自我が確立するまでの人の成長は、階段を数段昇るごとに転機を迎えます。転機は3回あります。階段の1段を上がるために1年をかけます。自我が確立するまでにはおおよそ22年かかります。この間、7,8年ごとに成長の契機を迎えます。21、2年で3回の飛躍を遂げたあとに自我を確立し、生命の海へと、社会へと羽ばたいていくのです。
赤ちゃんはその最初の1段目を歩み始めたばかり、と言えます。
両親の愛情に包まれた赤ちゃんの全身を貫く生きたいという生命衝動は、「遊びの経験」を心ゆくまでさせることでより強くなります。生きる力は、ゆっくりと徐々に生きている喜びへ、生命の表現へつながっていきます。
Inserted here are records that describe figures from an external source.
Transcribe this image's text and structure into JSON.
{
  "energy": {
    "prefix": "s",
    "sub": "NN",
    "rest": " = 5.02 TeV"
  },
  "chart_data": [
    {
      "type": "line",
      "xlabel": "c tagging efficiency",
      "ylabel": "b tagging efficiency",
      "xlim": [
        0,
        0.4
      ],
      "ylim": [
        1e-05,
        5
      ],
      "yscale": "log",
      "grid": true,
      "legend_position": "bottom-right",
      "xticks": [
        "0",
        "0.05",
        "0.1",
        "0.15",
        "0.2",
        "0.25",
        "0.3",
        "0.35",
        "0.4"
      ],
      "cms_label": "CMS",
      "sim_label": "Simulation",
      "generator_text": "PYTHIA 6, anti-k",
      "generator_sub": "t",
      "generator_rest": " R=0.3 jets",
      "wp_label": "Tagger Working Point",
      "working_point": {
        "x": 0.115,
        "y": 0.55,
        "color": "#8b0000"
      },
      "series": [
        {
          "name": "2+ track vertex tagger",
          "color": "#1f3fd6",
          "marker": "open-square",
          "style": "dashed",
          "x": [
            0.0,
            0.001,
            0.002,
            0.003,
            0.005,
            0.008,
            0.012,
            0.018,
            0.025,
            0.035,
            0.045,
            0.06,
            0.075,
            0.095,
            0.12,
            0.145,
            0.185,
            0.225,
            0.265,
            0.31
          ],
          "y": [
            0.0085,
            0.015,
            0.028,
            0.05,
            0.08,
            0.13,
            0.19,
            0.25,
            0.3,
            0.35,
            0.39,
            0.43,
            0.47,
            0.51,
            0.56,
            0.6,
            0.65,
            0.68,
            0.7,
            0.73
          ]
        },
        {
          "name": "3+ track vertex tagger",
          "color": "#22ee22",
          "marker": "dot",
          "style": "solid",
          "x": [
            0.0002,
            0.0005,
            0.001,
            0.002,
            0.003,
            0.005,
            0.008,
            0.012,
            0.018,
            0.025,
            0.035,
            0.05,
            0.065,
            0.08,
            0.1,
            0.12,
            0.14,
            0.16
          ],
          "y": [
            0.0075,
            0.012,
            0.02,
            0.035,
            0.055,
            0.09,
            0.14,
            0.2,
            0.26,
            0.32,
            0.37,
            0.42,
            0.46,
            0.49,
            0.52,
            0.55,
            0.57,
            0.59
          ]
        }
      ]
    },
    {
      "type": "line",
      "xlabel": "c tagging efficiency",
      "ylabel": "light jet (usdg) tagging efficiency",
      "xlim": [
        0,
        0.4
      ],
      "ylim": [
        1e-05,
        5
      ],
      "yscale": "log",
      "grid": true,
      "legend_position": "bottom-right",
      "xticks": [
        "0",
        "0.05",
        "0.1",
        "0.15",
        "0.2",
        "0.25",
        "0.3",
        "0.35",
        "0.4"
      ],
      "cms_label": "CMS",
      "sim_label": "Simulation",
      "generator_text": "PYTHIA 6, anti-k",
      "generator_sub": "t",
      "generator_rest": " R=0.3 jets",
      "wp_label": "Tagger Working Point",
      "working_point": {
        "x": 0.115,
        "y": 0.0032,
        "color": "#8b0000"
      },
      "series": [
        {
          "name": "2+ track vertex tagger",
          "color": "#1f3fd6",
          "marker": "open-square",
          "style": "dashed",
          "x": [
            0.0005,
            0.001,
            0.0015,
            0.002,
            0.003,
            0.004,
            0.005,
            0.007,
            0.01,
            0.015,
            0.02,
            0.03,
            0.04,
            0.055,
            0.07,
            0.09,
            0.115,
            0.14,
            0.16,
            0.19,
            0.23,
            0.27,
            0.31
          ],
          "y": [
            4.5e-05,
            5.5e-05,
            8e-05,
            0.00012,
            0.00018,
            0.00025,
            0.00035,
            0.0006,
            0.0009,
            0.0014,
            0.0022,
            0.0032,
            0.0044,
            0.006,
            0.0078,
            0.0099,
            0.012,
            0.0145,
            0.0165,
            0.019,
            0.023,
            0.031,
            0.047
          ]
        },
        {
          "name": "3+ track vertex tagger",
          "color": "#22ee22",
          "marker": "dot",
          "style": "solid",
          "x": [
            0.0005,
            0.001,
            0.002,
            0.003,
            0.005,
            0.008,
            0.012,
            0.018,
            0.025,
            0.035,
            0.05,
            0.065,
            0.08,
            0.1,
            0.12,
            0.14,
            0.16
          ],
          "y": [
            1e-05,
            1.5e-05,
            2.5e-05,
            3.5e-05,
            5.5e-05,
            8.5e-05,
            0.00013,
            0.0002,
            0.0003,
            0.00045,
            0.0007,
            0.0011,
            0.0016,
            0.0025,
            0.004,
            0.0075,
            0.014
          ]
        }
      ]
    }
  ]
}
赤ちゃんは特別な状態にいます。五感で知覚できる世界を生きてい仕方をまだ心得ていません。感情や思考、それら魂を制御する自我はいまだまどろむ未来への蕾です。赤ちゃんにある魂の力は意志です。赤ちゃんは本能的な所作をもって外界の遊び道具を見つめています。自分を取り巻いているあれこれの事象と向き合う姿勢を、遊びの中で身につけていきます。
木のおもちゃ工房では、鉄、プラスチックを使いません。木のおもちゃ工房の生産するおもちゃの物質素材は木だけです。
自然を連想させる木は、季節のないゆりかごのなかから風の吹かない部屋の中で成長している期間中有効に、赤ちゃんの魂の力を、まだ見ぬ外の世界・・・自然界・・・へと拡げていきます。木のおもちゃへの漠としたあこがれが、赤ちゃんの魂の中に眠る力を目覚めさせていきます。
木のおもちゃ工房がおもちゃに与えるやさしい形姿は、赤ちゃんの心の中に存在する真情へ確かな足どりで歩みよっていくことでしょう。